LexikonKorinthen
Allgemein
Korinthen sind getrocknete Beeren der sehr kleinbeerigen Rebsorte Black Corinth. Sie zeichnen sich durch ihre dunkle Farbe, geringe Größe und ein intensives, leicht herbes Aroma aus. Im Vergleich zu Rosinen und Sultaninen sind sie weniger süß und bringen eine komplexere Fruchtigkeit in Gebäck und Desserts. In der Küche werden sie vor allem zum Backen, für Füllungen und als aromatische Einlage verwendet. Ihre Textur ist fest und saftig, ohne störende Kerne.
Herkunft
Der Name Korinthen leitet sich von der griechischen Stadt Korinth ab, über deren Häfen diese Trockenbeeren historisch gehandelt wurden. Die Hauptanbaugebiete liegen bis heute in Griechenland, insbesondere auf dem Peloponnes und einigen Inseln. Von dort aus verbreiteten sie sich in die europäische Backtradition, wo sie in zahlreichen klassischen Kuchen- und Brotrezepten festen Platz fanden. Auch in Mitteleuropa sind Korinthen seit Jahrhunderten bekannt und geschätzt.
Verwendung
Korinthen werden bevorzugt in Hefeteigen wie Königskuchen, Stollen oder Rosinenbrötchen eingesetzt. Vor dem Backen können sie kurz in warmem Wasser, Saft oder Rum eingeweicht werden, um sie saftiger zu machen. Sie passen auch zu Nussfüllungen, Strudeln und Fruchtdesserts und geben Müsli, Porridge oder Salaten eine aromatische Note. Beim Backen sollten sie zuletzt unter den Teig gehoben werden, um ein gleichmäßiges Verteilen zu gewährleisten.
Nährwerte
Korinthen liefern überwiegend Kohlenhydrate in Form natürlicher Fruchtzucker sowie Ballaststoffe.

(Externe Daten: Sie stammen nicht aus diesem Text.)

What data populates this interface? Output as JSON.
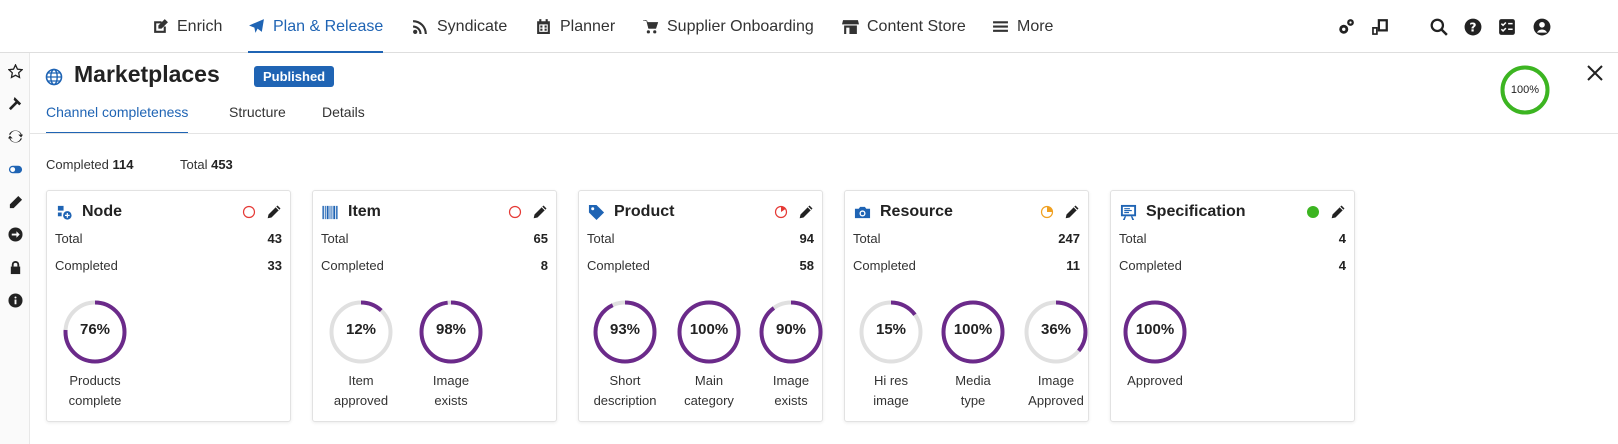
{
  "nav": {
    "items": [
      {
        "label": "Enrich",
        "icon": "edit-square-icon"
      },
      {
        "label": "Plan & Release",
        "icon": "paper-plane-icon"
      },
      {
        "label": "Syndicate",
        "icon": "rss-icon"
      },
      {
        "label": "Planner",
        "icon": "calendar-icon"
      },
      {
        "label": "Supplier Onboarding",
        "icon": "cart-icon"
      },
      {
        "label": "Content Store",
        "icon": "store-icon"
      },
      {
        "label": "More",
        "icon": "hamburger-icon"
      }
    ],
    "active_index": 1,
    "right_icons": [
      "gears-icon",
      "device-icon",
      "search-icon",
      "help-icon",
      "checklist-icon",
      "user-icon"
    ]
  },
  "sidebar": {
    "icons": [
      "star-icon",
      "hammer-icon",
      "sync-icon",
      "toggle-icon",
      "pencil-icon",
      "arrow-circle-icon",
      "lock-icon",
      "info-icon"
    ]
  },
  "header": {
    "title": "Marketplaces",
    "badge": "Published",
    "tabs": [
      "Channel completeness",
      "Structure",
      "Details"
    ],
    "active_tab": 0,
    "overall_completion": {
      "value": 100,
      "label": "100%"
    }
  },
  "summary": {
    "completed_label": "Completed",
    "completed_value": "114",
    "total_label": "Total",
    "total_value": "453"
  },
  "colors": {
    "accent": "#1f64b4",
    "gauge": "#6b2a8a",
    "gauge_track": "#e0e0e0",
    "overall_ring": "#3cb521",
    "status_empty": "#e53935",
    "status_partial_low": "#e53935",
    "status_partial_mid": "#f0a020",
    "status_full": "#3cb521"
  },
  "cards": [
    {
      "title": "Node",
      "icon": "node-icon",
      "status": "empty",
      "total_label": "Total",
      "total": "43",
      "completed_label": "Completed",
      "completed": "33",
      "gauges": [
        {
          "pct": 76,
          "pct_label": "76%",
          "line1": "Products",
          "line2": "complete"
        }
      ]
    },
    {
      "title": "Item",
      "icon": "barcode-icon",
      "status": "empty",
      "total_label": "Total",
      "total": "65",
      "completed_label": "Completed",
      "completed": "8",
      "gauges": [
        {
          "pct": 12,
          "pct_label": "12%",
          "line1": "Item",
          "line2": "approved"
        },
        {
          "pct": 98,
          "pct_label": "98%",
          "line1": "Image",
          "line2": "exists"
        }
      ]
    },
    {
      "title": "Product",
      "icon": "tag-icon",
      "status": "partial-low",
      "total_label": "Total",
      "total": "94",
      "completed_label": "Completed",
      "completed": "58",
      "gauges": [
        {
          "pct": 93,
          "pct_label": "93%",
          "line1": "Short",
          "line2": "description"
        },
        {
          "pct": 100,
          "pct_label": "100%",
          "line1": "Main",
          "line2": "category"
        },
        {
          "pct": 90,
          "pct_label": "90%",
          "line1": "Image",
          "line2": "exists"
        }
      ]
    },
    {
      "title": "Resource",
      "icon": "camera-icon",
      "status": "partial-mid",
      "total_label": "Total",
      "total": "247",
      "completed_label": "Completed",
      "completed": "11",
      "gauges": [
        {
          "pct": 15,
          "pct_label": "15%",
          "line1": "Hi res",
          "line2": "image"
        },
        {
          "pct": 100,
          "pct_label": "100%",
          "line1": "Media",
          "line2": "type"
        },
        {
          "pct": 36,
          "pct_label": "36%",
          "line1": "Image",
          "line2": "Approved"
        }
      ]
    },
    {
      "title": "Specification",
      "icon": "spec-board-icon",
      "status": "full",
      "total_label": "Total",
      "total": "4",
      "completed_label": "Completed",
      "completed": "4",
      "gauges": [
        {
          "pct": 100,
          "pct_label": "100%",
          "line1": "Approved",
          "line2": ""
        }
      ]
    }
  ]
}
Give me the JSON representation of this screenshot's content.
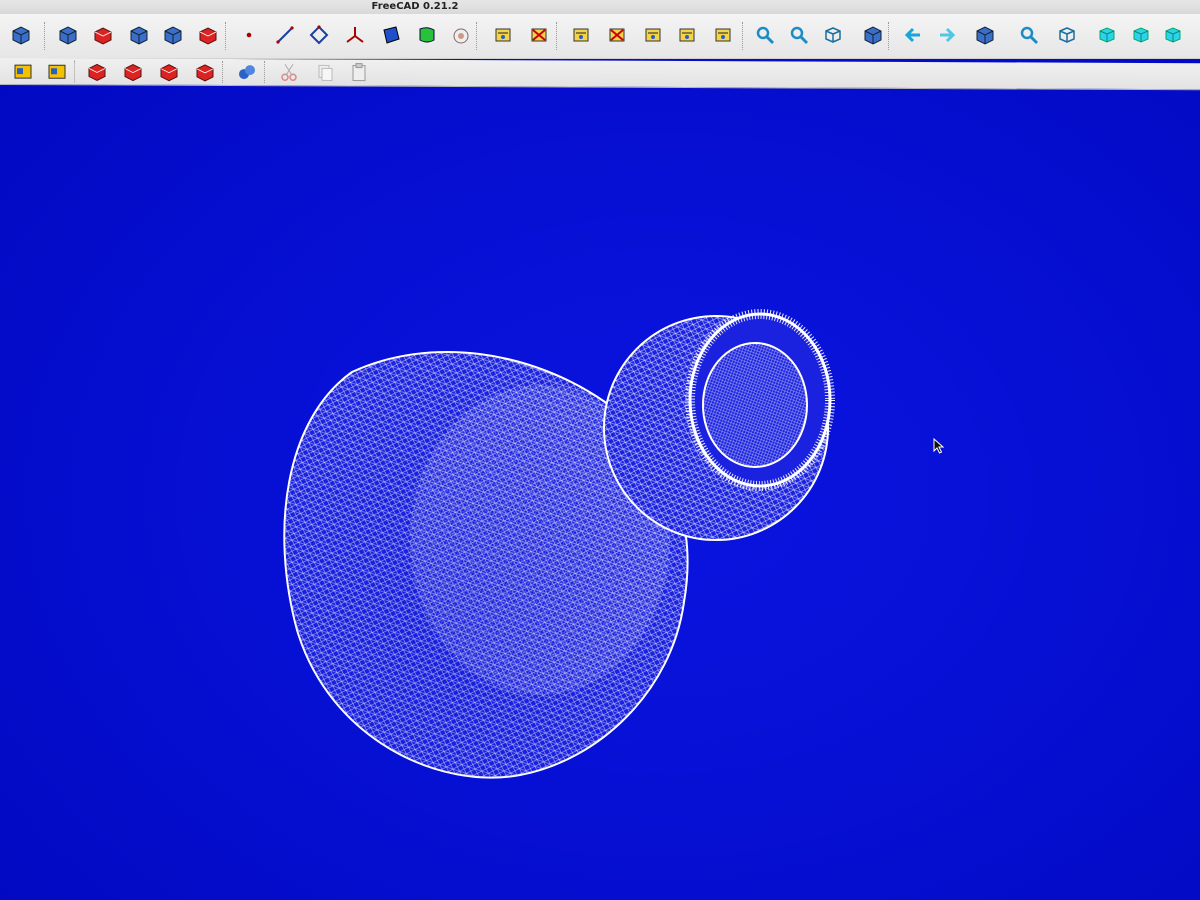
{
  "window": {
    "title": "FreeCAD 0.21.2"
  },
  "colors": {
    "viewport_bg": "#0610d4",
    "mesh": "#ffffff",
    "toolbar_bg": "#eaeaea"
  },
  "toolbar_row_1": [
    "workbench-switch-icon",
    "new-part-icon",
    "part-shape-icon",
    "import-icon",
    "export-icon",
    "check-geometry-icon",
    "point-icon",
    "line-icon",
    "polygon-icon",
    "axis-icon",
    "face-icon",
    "free-surface-icon",
    "sheep-icon",
    "measure-distance-icon",
    "measure-angle-icon",
    "measure-refresh-icon",
    "measure-clear-icon",
    "measure-toggle-icon",
    "measure-3d-icon",
    "measure-delta-icon",
    "fit-all-icon",
    "fit-selection-icon",
    "std-views-icon",
    "draw-style-icon",
    "back-icon",
    "forward-icon",
    "workbench-nav-icon",
    "zoom-dropdown-icon",
    "view-axonometric-icon",
    "view-front-icon",
    "view-top-icon",
    "view-right-icon"
  ],
  "toolbar_row_2": [
    "boolean-union-icon",
    "boolean-cut-icon",
    "fillet-icon",
    "chamfer-icon",
    "mirror-icon",
    "thickness-icon",
    "link-icon",
    "cut-icon",
    "copy-icon",
    "paste-icon"
  ]
}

Sie enthalten zudem Mineralstoffe wie Kalium und geringe Mengen an Eisen sowie sekundäre Pflanzenstoffe. Aufgrund ihrer Energiedichte sollten sie in Maßen genossen werden, können aber in kleinen Mengen eine wertvolle Ergänzung zu Backwaren und Snacks sein. Der Wassergehalt ist niedrig, wodurch sie lange haltbar sind.
Besondere Merkmale
Charakteristisch sind die sehr kleine Beerenform, die tiefdunkle Farbe und das konzentrierte Aroma. Anders als Sultaninen werden Korinthen nicht mit Lauge oder Schwefel behandelt, sondern traditionell sonnengetrocknet. Ihre feste Konsistenz sorgt dafür, dass sie im Teig nicht zerfallen und beim Backen ihren Biss behalten. Das macht sie ideal für Rezepte, die eine definierte Fruchtstruktur wünschen.
Begrifflichkeiten
Im Alltag werden Korinthen oft mit Rosinen oder Sultaninen verwechselt, doch sie bezeichnen eine eigene Trockenbeerenkategorie. Rosinen ist der Oberbegriff für getrocknete Trauben, Sultaninen stammen meist von der Rebsorte Sultana/Thompson Seedless und sind heller und süßer, während Korinthen von Black Corinth stammen und kleiner sowie aromatisch kräftiger sind. In Rezepten sollte daher die spezifische Bezeichnung beachtet werden.